Chained is a unique puzzle game where you play as Cole, trying to hack into an AI program that caused him to lose his job. As far as puzzle titles are concerned, let’s see how this short game holds up.
The protagonist loses his job when his company creates “Scout,” an advanced AI security program that no longer needs Cole and his tech co-workers. Cole takes it upon himself to hack into the various systems protected by Scout to shut it down and prove he’s better than the AI.
Shutting down Scout is where the puzzles come in. Chained consists of number puzzles as you arrange the code within the security systems. A string of numbers will appear before you, and you need to rearrange the numbers so that adjacent numbers are always one above or below each other. For example, if you have a three in the middle, then the number on its left and right needs to be a one or a two. The number beside the one can be a two or a zero and so on.
The puzzles themselves are simple. Firstly, there are strings of four numbers, and the further along you get, you have eight numbers. This doesn’t necessarily make the game harder, though. It just takes an extra minute or so to solve the puzzle.

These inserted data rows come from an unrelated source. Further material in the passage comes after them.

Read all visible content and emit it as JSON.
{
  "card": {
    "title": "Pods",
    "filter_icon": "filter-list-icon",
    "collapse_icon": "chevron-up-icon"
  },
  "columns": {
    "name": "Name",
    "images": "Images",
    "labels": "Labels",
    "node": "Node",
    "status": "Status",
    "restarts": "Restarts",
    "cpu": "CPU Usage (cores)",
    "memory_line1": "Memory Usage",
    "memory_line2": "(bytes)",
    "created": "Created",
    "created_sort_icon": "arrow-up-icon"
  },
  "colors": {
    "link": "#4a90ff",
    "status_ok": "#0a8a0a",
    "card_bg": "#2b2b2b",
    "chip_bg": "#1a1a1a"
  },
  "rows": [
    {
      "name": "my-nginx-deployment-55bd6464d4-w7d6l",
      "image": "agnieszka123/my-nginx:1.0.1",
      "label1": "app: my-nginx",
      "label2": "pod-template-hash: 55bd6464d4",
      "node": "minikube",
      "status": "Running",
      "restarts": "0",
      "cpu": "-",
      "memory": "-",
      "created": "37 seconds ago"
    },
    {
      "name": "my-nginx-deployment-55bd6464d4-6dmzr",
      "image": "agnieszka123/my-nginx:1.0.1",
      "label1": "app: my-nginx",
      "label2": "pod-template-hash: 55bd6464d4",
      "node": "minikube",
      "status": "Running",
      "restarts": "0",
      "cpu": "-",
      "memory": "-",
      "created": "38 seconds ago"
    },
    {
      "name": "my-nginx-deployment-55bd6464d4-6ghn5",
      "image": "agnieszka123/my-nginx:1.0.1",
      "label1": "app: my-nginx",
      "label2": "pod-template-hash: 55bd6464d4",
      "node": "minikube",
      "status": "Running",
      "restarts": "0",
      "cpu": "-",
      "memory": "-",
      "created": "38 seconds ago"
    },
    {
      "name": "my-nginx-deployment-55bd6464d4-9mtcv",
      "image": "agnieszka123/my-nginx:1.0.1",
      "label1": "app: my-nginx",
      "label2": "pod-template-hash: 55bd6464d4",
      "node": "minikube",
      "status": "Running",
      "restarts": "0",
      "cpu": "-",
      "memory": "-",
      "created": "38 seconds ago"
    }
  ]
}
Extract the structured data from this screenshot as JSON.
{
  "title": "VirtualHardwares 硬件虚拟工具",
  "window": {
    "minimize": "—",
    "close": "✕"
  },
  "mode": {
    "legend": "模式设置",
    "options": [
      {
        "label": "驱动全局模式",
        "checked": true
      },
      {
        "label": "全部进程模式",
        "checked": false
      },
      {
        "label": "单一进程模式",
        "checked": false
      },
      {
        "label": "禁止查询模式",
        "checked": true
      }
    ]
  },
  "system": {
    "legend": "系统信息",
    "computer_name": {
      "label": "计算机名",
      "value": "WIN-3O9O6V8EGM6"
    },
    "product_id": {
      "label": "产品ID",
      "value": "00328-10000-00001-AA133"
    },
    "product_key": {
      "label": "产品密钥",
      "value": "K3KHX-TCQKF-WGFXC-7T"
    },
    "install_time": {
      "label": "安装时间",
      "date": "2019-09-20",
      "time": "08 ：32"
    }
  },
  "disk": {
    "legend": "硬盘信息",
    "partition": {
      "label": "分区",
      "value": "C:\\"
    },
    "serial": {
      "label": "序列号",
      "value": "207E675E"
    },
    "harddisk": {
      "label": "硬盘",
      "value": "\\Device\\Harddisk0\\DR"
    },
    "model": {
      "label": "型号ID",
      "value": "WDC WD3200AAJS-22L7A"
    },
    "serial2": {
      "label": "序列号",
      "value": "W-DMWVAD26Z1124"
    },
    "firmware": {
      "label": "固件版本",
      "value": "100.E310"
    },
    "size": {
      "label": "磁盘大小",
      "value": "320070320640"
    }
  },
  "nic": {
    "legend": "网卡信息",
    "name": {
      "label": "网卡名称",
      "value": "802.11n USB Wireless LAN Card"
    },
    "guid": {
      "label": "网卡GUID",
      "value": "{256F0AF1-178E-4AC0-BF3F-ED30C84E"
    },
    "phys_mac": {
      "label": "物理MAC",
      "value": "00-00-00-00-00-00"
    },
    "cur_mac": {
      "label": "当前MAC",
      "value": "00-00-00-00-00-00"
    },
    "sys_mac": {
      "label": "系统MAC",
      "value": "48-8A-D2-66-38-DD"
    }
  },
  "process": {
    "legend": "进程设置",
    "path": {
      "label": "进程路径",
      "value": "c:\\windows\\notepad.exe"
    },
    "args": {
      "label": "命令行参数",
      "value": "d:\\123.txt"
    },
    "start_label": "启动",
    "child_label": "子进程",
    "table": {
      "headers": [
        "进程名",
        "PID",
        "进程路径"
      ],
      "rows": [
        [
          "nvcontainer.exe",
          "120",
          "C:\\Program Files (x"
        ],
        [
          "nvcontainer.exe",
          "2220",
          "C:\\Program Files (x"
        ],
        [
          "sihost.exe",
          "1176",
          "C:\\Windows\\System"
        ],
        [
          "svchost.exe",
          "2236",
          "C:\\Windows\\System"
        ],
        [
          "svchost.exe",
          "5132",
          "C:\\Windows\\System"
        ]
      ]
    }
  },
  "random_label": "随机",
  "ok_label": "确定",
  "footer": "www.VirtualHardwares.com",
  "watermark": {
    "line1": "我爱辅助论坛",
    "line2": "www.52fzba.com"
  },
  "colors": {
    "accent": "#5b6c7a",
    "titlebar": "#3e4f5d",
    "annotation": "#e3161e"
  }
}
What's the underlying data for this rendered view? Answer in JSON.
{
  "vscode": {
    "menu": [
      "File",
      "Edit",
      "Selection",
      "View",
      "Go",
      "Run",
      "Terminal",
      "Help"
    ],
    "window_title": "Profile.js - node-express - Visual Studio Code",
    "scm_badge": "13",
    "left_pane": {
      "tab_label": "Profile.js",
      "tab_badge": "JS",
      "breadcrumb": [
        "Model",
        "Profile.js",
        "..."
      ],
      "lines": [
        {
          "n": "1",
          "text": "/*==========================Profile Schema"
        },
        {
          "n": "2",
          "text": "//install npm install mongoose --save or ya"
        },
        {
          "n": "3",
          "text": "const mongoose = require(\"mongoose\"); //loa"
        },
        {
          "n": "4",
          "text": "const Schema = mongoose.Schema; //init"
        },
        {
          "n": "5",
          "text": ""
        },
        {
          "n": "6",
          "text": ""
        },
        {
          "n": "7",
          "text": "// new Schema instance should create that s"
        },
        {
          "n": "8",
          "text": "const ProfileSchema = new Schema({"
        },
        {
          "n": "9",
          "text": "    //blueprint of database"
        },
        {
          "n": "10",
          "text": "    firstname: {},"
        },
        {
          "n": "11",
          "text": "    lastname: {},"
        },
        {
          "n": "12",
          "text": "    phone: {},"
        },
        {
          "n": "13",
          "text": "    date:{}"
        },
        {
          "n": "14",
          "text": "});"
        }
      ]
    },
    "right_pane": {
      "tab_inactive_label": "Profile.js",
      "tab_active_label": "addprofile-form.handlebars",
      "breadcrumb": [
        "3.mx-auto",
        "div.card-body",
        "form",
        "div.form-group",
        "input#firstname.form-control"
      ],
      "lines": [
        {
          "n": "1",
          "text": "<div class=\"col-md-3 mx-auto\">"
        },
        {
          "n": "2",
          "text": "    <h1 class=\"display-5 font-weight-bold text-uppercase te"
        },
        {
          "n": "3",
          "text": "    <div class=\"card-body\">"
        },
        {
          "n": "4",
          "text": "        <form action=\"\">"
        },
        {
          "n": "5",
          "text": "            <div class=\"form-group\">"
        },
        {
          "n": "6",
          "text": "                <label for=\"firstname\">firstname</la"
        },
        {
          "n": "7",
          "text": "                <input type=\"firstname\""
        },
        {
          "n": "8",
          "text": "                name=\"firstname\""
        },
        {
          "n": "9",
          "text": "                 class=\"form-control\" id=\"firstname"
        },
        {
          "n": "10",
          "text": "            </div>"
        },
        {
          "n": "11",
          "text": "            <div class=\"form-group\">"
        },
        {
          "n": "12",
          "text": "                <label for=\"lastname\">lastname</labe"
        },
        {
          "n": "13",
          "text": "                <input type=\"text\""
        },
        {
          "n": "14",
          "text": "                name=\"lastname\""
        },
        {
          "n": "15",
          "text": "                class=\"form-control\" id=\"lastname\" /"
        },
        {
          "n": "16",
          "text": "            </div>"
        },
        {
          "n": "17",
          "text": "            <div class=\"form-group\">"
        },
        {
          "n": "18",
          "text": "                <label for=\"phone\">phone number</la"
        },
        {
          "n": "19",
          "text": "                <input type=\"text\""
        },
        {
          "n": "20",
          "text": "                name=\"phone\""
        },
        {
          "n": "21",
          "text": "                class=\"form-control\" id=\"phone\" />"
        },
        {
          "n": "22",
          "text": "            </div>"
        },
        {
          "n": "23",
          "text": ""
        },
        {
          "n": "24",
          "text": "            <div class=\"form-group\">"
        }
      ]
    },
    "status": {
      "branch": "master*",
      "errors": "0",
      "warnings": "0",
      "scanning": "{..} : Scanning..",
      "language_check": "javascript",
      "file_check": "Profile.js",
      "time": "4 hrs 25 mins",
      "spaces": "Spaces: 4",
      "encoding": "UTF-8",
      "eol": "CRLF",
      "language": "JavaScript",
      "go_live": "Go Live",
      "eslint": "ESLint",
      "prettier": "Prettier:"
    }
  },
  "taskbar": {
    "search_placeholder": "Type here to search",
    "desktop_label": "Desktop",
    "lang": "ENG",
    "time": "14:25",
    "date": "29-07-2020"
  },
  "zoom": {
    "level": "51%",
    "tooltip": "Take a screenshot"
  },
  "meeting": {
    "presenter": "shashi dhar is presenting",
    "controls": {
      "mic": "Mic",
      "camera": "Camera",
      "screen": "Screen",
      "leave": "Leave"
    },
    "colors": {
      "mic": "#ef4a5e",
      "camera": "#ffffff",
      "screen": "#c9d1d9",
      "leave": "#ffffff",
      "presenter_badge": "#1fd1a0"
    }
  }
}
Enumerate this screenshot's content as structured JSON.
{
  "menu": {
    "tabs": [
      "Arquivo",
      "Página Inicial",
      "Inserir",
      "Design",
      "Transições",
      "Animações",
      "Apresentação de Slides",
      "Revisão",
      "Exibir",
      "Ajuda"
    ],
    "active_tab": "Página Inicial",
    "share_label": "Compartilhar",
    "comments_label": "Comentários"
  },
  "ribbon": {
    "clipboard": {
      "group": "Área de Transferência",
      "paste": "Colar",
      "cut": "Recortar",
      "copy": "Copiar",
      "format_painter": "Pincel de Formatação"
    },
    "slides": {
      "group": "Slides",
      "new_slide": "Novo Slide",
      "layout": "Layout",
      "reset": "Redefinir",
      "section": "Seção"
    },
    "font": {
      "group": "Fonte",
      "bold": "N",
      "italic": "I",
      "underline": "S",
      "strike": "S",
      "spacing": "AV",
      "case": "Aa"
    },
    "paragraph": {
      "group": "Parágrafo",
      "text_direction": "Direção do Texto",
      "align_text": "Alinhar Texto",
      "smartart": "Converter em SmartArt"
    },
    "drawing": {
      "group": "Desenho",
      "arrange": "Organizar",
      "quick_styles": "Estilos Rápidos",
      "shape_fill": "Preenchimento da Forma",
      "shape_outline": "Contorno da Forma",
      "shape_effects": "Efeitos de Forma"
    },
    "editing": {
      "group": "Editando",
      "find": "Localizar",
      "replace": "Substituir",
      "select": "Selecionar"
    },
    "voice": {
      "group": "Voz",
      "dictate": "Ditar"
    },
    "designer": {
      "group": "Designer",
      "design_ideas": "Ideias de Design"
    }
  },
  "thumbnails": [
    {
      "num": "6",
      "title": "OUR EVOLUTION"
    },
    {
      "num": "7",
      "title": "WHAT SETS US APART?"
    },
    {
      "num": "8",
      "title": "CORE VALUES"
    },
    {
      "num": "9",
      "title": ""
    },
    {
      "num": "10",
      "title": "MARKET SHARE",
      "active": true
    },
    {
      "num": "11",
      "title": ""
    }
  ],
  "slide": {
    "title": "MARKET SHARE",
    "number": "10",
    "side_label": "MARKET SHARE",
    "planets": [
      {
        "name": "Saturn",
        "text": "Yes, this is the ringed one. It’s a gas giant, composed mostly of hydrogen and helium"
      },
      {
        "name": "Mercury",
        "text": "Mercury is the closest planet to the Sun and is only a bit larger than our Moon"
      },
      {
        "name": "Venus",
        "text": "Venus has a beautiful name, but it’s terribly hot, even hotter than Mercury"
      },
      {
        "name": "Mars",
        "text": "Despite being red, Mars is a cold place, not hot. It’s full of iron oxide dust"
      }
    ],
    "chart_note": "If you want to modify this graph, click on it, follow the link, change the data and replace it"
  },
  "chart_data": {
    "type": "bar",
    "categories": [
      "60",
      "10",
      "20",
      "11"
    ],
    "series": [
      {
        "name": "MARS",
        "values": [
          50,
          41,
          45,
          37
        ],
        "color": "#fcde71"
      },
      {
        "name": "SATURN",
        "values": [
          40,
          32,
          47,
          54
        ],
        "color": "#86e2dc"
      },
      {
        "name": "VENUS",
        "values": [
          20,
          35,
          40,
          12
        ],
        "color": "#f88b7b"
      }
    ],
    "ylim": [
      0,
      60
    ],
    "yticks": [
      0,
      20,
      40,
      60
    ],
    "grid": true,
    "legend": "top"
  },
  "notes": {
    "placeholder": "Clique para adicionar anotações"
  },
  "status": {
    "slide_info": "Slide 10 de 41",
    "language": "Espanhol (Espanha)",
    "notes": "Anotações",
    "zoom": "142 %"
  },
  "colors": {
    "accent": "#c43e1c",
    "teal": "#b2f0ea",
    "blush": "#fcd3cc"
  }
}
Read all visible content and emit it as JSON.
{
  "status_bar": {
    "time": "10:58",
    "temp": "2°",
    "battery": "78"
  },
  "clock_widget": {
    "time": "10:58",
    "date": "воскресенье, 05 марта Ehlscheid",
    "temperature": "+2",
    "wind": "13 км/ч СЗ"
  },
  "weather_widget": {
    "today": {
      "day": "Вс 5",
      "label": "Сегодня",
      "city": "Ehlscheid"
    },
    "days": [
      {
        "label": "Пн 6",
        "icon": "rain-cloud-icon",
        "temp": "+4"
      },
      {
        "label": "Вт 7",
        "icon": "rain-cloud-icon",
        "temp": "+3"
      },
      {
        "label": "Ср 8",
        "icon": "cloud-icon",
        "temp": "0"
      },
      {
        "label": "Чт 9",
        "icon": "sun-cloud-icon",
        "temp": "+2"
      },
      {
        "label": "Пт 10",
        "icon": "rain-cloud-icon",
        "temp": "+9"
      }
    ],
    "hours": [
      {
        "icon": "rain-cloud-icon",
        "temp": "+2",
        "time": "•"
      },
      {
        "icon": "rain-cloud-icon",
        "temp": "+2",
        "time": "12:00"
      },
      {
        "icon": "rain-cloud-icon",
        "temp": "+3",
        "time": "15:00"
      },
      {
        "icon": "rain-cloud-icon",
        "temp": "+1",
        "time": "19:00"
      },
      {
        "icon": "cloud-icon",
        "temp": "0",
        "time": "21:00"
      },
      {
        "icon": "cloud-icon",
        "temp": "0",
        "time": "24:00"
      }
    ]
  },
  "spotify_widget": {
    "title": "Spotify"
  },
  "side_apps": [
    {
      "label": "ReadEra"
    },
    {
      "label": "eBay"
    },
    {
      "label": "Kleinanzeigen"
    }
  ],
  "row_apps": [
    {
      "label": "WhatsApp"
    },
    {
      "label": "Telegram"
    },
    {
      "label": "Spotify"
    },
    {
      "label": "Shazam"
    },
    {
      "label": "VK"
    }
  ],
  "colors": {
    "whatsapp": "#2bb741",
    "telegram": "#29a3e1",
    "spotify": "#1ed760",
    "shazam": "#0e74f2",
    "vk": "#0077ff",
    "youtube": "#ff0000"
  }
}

Working fast is needed for this game. After you hack the first string of numbers, Scout will appear and attempt to mess you up. He evolves as you progress, increasing his knowledge and difficulty to keep the company as hack-free as possible. Firstly, Scout simply punches a number, changing it. Sometimes this actually worked in my favor, depending on which numbers were beside it.
Eventually, Scout is able to electrocute blocks and even switch blocks around. Unfortunately, I didn’t see a lot of Scout’s upgrades. He usually stuck with punching blocks or placing bombs to blow them up. I’m not sure if this is because the balance within the game’s programming is uneven or if I solved the puzzles too fast, not giving Scout much chance to do anything.
I enjoyed Chained a lot, but I will admit that it was a bit too easy. The puzzles are all the same, so once you get the hang of it, you’ll breeze through in a couple of hours. There are no lives, puzzles are not timed, and you can repeat them as many times as you want. The game is broken up into chapters, each with its objectives. You can’t proceed without completing all the objectives. These goals include making a certain amount of money or upgrading your hacking skills a specific number of times.
When completing a string, you’ll earn money, and this will allow you to add new furniture to Cole’s apartment, which is purely for aesthetic reasons. You can also upgrade your hacking skills, such as earning more money per string or even automatically completing a string if you’re truly stuck.
The story was simple, but it was intriguing enough to keep me engaged and wanting to continue. The music was fun, and the voice acting was pretty good, as well. If you’re into puzzle games – even as simple as this one – definitely give Chained a try.